また、被写体M1の視野を遮る部分の空間情報に対応する位置に空間情報画像Ixを貼り付けた合成画像Icが表示部22に表示されるため、例えば、空間情報画像以外の部分については表示部22がない状態での被写体M1の視野と同じ情景となる。これにより、被写体M1がX線CT撮影中に視野範囲Vを表示部22で覆われていることによる不安や緊張を緩和でき、被写体M1の心的負担を軽減でき、より被写体M1の頭部MHが動くことを防止できる。
なお、本実施形態では、表示部22には合成画像Icを表示しているが、必ずしも合成画像Icである必要はなく、例えば調整静止画像Ieを表示してもよい。

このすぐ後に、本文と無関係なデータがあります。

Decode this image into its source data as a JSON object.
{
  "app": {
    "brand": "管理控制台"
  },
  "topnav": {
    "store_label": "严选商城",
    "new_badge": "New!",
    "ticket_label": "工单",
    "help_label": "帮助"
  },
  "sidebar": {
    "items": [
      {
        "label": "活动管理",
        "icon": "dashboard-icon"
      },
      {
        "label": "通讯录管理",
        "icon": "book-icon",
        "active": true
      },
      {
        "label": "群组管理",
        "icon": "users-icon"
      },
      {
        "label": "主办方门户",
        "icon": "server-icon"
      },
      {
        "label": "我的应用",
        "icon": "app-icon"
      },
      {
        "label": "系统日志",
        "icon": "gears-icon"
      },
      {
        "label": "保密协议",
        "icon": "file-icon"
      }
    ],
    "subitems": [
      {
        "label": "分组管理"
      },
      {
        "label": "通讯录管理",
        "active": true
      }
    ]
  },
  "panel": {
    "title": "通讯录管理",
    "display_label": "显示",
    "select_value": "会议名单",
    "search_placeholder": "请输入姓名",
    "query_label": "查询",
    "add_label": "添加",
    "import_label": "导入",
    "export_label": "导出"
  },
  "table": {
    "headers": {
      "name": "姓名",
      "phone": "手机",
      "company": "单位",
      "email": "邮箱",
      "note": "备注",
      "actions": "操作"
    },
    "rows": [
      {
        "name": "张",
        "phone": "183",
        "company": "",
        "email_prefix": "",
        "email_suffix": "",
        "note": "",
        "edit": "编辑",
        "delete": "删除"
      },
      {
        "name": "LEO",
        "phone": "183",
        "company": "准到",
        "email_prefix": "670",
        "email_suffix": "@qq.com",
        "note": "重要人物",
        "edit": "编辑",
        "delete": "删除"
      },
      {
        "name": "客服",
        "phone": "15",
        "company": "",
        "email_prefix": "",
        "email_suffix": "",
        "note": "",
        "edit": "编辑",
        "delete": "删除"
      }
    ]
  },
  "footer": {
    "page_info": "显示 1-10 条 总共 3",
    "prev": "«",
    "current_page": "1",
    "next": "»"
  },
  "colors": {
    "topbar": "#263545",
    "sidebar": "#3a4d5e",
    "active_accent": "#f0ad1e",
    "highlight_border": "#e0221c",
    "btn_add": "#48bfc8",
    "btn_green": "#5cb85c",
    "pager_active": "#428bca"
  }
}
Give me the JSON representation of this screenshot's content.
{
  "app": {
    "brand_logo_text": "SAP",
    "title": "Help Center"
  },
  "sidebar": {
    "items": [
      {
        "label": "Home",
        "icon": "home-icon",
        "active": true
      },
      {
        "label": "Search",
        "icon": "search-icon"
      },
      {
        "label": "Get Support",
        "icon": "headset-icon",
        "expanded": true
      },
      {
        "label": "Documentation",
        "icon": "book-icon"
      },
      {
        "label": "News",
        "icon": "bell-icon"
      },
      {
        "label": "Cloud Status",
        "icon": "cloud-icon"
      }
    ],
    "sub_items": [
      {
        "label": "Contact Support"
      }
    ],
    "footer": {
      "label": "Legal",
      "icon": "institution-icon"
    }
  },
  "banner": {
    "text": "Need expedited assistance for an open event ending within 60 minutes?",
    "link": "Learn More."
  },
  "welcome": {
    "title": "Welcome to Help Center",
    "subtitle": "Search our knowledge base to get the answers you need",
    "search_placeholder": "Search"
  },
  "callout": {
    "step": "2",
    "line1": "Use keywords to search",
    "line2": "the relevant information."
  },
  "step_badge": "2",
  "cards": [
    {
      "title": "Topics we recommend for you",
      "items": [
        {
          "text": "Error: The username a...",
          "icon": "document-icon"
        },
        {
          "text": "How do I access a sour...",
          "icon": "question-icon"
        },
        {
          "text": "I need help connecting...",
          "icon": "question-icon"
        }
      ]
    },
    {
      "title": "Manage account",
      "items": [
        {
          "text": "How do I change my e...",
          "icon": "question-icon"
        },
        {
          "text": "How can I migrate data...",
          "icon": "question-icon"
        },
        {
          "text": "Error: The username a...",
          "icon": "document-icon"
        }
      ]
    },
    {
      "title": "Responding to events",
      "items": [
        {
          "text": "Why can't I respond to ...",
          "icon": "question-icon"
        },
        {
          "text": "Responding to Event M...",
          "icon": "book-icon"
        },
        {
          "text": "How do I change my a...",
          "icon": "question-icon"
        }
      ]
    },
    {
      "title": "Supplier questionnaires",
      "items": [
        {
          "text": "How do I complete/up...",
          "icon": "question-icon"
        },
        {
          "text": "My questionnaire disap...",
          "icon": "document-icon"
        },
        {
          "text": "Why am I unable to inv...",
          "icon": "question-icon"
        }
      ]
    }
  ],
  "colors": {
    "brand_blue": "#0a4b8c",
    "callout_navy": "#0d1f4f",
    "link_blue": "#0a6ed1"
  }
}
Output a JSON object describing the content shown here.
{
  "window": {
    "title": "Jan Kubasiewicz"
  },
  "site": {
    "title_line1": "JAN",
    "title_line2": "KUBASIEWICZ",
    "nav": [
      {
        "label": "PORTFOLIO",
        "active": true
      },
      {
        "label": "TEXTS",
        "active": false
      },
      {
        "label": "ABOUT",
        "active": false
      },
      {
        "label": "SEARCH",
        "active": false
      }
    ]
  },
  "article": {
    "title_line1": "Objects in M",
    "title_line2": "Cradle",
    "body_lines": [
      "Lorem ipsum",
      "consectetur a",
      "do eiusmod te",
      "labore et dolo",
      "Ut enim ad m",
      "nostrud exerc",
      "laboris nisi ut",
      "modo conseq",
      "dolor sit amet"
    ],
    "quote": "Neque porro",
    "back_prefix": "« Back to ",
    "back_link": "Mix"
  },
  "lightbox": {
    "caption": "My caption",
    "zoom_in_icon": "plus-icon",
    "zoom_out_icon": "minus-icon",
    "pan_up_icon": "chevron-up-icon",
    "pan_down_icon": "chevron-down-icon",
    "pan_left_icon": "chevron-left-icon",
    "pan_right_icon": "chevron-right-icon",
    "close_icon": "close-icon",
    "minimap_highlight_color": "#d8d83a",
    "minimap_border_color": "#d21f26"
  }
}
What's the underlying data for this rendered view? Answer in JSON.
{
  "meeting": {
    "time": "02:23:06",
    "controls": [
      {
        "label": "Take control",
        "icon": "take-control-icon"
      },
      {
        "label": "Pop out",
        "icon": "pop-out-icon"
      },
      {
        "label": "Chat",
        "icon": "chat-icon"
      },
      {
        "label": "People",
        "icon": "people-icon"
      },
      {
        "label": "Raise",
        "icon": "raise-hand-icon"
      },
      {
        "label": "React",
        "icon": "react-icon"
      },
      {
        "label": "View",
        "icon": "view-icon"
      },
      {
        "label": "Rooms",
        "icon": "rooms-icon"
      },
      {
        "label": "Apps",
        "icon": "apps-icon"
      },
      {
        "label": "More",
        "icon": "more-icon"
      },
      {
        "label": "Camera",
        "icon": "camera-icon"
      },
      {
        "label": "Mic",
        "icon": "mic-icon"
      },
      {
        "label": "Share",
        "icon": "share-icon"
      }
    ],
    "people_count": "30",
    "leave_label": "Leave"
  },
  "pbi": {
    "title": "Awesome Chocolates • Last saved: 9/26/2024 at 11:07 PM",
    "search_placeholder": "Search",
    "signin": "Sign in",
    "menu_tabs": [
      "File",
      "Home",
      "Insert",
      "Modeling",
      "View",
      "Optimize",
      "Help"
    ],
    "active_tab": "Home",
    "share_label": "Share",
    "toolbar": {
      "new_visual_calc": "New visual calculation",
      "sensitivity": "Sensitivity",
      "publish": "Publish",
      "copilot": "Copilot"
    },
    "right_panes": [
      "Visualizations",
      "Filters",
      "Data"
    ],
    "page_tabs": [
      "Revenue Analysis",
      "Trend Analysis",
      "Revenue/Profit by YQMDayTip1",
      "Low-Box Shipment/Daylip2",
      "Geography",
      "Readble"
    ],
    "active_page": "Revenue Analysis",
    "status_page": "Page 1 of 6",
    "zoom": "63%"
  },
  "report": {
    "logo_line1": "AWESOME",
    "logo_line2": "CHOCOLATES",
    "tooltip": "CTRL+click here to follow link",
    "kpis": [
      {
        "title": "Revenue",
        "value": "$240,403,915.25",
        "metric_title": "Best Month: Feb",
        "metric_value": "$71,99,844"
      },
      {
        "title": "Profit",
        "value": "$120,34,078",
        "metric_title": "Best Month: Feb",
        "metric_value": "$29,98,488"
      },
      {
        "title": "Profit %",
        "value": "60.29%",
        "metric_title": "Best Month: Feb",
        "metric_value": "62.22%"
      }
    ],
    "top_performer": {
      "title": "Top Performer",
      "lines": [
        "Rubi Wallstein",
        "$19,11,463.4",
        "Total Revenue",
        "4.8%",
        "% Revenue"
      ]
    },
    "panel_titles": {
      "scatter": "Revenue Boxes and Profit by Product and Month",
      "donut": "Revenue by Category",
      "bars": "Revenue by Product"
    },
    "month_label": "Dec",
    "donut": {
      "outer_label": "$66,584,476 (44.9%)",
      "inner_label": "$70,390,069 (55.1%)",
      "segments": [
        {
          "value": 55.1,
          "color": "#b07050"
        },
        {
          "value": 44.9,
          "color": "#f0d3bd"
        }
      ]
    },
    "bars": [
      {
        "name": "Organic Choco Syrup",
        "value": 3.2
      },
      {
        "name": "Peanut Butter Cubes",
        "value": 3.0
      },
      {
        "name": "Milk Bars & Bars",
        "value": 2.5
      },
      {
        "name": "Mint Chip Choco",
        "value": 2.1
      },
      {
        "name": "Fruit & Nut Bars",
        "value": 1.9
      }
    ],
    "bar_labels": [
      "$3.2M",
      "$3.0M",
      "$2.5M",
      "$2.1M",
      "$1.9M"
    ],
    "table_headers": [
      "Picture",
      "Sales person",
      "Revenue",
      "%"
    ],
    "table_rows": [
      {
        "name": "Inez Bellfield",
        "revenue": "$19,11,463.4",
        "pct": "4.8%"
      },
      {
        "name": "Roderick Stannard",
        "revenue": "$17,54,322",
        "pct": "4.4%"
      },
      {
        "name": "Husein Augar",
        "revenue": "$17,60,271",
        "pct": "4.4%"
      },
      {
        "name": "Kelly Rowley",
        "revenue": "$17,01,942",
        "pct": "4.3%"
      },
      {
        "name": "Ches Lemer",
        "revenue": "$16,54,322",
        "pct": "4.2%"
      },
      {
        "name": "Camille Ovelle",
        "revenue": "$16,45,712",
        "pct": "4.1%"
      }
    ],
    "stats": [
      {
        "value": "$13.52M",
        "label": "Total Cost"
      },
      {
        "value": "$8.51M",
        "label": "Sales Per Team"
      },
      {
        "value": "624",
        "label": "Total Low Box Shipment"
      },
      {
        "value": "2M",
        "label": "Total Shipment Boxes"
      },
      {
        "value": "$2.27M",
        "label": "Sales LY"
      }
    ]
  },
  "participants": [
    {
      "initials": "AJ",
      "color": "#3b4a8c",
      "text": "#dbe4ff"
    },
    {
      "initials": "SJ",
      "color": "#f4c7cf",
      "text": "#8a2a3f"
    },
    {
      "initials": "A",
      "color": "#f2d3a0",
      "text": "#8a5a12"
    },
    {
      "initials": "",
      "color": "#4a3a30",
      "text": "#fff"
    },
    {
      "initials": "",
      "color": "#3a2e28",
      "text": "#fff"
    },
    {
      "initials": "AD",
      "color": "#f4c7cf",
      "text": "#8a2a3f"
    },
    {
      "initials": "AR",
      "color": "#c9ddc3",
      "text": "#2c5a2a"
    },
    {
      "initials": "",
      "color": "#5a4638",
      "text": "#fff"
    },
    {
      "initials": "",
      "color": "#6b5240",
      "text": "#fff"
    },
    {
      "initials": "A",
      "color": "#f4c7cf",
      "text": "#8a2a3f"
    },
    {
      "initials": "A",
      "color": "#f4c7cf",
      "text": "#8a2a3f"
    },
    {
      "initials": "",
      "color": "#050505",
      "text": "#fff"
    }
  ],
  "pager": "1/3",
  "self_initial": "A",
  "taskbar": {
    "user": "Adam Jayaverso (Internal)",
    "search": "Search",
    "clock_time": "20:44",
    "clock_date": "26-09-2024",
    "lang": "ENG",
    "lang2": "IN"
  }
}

また、X線発生器11及びX線検出器12の旋回位置に関する位置情報Ipを取得する旋回位置情報取得部18が備えられることにより、表示部22に表示されるX線発生器11及びX線検出器12に対応した位置を正確に把握することができるため、被写体M1の視野を移動するX線発生器11又はX線検出器12に対応した部分の切取画像Idに、対応する直前の空間情報画像Ixのみを精度よく置き換えることができる。このように合成画像Icに置き換える部位を低減することができ、すなわち被写体M1の視野との情景の差異を低減できるため、よりリアルな画像である合成画像Icを被写体M1に提供することができる。
このため、例えば表示部22に表示される画像が静止画である場合や置き換えられる空間情報画像Ixの範囲が大きいために表示部22に表示される合成静止画像Icnに連続性がなく合成画像Icがとびとびの動画となる場合に比べ、連続した滑らかな合成画像Icとすることができるため、被写体M1の視野との情景の差異を低減できる。これにより、被写体M1は周囲の状況をより把握することができ、被写体M1の心的負担を軽減でき、被写体M1は表示部22により集中することができるため、不用意に頭部MHが動くことがより確実に防止できる。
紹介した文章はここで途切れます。